Lettuce Seedling Trials
with assorted Biochars & Fertilizers
Second, Third, Fourth
The first lettuce seedling trial began on June 23, and used a blend of 1-year-old composted chicken manure and a high-carbon fly ash "biochar" from NH (60% carbon). This trial was unplanned and spontaneous, arising from a need to test this new "biochar" for its effects on soil and plants prior to a decision to acquire a large quantity.
I mixed composted chicken manure with NH "biochar" blended at 4-to-1 and 8-to-1 ratios, and filled half of two Accelerator trays. The NH "biochar" has lots of alkali minerals from wood ashes, and thus has an extremely high pH—11.0 to 12.0. So, I hoped compost acids will balance and neutralize this harsh extreme. As an afterthought, I made a third tray with only compost as a control.
Then Saratoga Apple owner Nate Darrow chided me for not including any soil in the mixes for my trial trays, so I blended field soil equally with compost as a second control. While I dug more chicken compost, I snapped a fetching photo of Joseph from Jamaica, Nate's foreman, who led a crew excavating the opposite side of the pile to spread on vegetable fields.
With two fingers, I pinched 3 to 5 seeds into each Accelerator cell, nestled the trays in straw mulch in a greenhouse bed, watered them, and left for my own house. Three weeks later, I returned with little anticipation of significant results from this impromptu test of an odd material from NH. No one thinned the sprouts to a single seedling per cell, so lettuce was crowded densely in the trays. What I saw caught me by complete surprise, astonished me—and demanded replication.
Below is my final photo of the first trial, taken July 14:
Both soil blends with biochar grew better than chicken manure compost only, or 50/50 soil & compost. The 50/50 soil blend actually did poorly, with weak, irregular growth. Compost alone yielded satisfactory vigorous growth. But the 4:1 biochar blend grew slightly better—more than is obvious in the photo.
But the 8:1 biochar blend erupted like a green volcano, even though seedlings were squeezed tightly in Accelerator cells. They were nearly twice the size of the 4:1 and compost only cells. Astonished, I contemplated how much profit Nate Darrow can recover if he can sustain this rapid growth while he rotates seedlings into Accelerator cells, out into greenhouse beds, then off to market.
Yet, I was puzzled.
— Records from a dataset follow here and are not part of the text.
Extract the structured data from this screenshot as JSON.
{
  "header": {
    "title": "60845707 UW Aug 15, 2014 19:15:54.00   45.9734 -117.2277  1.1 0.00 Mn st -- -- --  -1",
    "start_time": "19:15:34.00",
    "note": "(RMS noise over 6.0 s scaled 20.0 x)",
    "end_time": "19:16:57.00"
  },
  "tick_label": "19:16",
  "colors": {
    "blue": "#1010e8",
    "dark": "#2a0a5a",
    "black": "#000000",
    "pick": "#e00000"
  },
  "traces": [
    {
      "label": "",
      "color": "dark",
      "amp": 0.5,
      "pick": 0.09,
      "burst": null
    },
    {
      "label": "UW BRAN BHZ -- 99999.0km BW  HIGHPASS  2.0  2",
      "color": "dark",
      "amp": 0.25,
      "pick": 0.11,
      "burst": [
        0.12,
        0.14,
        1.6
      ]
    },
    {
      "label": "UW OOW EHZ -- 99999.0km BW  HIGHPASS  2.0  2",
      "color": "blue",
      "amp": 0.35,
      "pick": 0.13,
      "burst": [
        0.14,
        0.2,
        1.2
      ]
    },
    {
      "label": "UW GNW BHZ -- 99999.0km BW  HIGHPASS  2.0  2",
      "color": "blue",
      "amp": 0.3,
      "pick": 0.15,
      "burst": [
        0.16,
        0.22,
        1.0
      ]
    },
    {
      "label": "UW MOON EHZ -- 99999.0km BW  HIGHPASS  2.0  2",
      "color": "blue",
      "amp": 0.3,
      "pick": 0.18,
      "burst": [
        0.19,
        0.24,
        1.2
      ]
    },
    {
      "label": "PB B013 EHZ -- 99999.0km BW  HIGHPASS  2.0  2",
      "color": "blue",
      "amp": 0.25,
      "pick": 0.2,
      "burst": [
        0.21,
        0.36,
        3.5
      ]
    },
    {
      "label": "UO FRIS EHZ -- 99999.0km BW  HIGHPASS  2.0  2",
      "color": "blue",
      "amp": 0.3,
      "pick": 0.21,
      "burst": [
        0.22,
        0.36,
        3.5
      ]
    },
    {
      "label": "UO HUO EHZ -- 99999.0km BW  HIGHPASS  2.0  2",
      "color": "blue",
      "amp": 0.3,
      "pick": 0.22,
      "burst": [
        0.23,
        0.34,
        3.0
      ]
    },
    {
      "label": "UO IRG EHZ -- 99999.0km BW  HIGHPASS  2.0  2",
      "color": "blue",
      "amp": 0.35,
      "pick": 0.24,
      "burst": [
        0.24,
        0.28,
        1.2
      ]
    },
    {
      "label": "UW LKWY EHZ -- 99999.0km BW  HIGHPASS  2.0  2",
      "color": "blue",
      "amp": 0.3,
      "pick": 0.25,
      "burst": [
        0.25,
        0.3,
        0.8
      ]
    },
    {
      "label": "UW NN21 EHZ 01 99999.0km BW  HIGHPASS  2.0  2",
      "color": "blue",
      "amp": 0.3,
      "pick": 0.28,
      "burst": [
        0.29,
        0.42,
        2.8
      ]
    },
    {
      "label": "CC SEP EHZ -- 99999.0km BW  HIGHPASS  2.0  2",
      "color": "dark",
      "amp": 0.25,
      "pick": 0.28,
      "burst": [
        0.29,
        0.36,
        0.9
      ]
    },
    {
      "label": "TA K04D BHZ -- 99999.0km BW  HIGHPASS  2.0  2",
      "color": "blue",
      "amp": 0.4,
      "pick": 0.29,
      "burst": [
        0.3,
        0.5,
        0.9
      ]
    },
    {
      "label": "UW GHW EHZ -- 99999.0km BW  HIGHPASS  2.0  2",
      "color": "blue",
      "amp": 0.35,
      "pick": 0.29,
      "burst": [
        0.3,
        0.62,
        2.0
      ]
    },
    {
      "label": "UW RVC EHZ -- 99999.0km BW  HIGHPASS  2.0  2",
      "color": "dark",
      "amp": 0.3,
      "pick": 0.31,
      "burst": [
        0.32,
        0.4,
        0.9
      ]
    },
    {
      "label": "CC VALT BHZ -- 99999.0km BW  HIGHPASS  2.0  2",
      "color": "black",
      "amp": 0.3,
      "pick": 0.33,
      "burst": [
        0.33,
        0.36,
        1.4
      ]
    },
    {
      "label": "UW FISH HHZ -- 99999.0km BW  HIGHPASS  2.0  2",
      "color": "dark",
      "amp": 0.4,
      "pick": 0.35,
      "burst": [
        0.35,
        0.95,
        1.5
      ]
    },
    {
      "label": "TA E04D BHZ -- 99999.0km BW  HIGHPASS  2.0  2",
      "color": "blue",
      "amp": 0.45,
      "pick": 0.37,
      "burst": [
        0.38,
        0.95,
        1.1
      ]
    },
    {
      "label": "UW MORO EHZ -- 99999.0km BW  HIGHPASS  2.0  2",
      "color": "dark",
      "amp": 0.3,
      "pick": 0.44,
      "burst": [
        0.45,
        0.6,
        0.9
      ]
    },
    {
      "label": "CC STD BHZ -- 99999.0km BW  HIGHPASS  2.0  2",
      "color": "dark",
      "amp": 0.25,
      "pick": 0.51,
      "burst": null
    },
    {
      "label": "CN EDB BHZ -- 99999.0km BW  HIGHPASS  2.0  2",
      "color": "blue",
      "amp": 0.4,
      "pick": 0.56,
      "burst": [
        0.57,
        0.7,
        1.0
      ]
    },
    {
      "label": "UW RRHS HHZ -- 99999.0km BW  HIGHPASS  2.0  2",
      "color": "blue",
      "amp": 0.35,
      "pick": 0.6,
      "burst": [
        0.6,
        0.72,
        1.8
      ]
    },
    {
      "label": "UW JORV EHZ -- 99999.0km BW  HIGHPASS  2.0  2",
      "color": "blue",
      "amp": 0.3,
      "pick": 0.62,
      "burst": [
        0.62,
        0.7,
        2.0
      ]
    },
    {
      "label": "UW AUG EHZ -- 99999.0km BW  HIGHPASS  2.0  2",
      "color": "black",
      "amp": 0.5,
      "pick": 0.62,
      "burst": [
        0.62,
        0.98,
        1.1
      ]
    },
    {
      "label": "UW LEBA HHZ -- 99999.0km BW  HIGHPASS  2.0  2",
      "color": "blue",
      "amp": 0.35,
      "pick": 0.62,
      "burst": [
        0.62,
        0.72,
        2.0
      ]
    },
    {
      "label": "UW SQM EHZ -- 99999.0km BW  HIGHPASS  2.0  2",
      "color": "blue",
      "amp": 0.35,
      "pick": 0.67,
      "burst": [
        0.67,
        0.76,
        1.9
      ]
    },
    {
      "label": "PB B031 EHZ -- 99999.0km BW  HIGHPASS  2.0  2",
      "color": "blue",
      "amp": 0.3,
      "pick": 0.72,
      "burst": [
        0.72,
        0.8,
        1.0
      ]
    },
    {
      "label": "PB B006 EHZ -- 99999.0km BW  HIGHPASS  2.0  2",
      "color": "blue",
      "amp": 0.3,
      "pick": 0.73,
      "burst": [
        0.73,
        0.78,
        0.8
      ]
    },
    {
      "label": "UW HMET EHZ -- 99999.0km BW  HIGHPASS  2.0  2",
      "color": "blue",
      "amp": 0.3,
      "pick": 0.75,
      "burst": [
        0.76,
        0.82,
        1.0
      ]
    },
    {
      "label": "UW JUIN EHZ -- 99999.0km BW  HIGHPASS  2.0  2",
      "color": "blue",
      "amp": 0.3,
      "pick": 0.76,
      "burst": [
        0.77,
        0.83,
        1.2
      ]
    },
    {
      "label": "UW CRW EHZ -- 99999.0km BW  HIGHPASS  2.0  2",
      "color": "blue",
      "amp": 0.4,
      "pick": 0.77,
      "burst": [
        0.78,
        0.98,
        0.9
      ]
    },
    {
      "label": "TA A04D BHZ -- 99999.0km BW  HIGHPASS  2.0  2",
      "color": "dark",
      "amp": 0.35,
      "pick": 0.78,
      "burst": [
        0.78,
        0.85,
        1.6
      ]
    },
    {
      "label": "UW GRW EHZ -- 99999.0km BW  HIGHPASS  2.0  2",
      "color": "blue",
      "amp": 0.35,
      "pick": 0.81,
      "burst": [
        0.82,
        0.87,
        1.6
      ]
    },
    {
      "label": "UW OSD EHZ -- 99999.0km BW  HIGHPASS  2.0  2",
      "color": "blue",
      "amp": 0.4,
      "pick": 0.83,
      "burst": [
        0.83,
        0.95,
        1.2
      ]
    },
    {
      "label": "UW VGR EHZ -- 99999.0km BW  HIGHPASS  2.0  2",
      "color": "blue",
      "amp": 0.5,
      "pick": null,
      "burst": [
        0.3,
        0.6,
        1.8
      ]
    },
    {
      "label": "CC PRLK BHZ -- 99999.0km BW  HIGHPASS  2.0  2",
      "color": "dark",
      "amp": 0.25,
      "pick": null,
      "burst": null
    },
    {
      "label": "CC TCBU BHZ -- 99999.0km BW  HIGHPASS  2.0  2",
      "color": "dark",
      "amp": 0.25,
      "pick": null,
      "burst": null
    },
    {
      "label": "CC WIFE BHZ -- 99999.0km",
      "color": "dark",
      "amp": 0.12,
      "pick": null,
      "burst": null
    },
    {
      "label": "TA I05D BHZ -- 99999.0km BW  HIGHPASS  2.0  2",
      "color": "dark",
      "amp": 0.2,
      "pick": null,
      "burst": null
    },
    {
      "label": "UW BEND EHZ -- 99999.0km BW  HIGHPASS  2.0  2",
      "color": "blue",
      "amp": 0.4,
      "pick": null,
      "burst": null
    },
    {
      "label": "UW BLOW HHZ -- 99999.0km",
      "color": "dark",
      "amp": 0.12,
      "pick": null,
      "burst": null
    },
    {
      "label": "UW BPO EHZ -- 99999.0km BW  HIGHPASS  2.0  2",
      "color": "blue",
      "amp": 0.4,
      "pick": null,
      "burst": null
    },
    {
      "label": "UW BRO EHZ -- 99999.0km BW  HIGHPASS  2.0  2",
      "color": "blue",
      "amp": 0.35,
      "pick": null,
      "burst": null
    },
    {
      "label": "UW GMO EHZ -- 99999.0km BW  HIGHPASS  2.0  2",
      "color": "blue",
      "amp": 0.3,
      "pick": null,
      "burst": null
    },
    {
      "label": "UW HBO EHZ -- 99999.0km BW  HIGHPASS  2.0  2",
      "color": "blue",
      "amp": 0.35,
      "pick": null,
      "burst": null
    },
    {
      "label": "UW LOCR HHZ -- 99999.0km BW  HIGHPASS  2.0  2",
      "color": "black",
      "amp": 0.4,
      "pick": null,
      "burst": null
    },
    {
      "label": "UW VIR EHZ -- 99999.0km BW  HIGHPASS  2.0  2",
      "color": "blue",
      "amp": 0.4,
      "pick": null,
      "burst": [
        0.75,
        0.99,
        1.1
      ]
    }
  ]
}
The NH "biochar" is uninoculated, nor is it mineralized, and is only a scant 10% of my soil blend. Yet, in only three weeks, raw, fresh biochar had kicked lettuce into high gear, yielding the outburst of optimum growth. Pondering this, I concluded that soluble minerals are liberated from woodchip fly ash, and thus deliver a biologically balanced blend of major minerals and trace elements to seedlings. Thus, perhaps the eruption of green growth wasn't due to char, but fly ash.
This initial trial turned up such dramatic effects and unexpected results, I started a second trial in early August to investigate these effects further.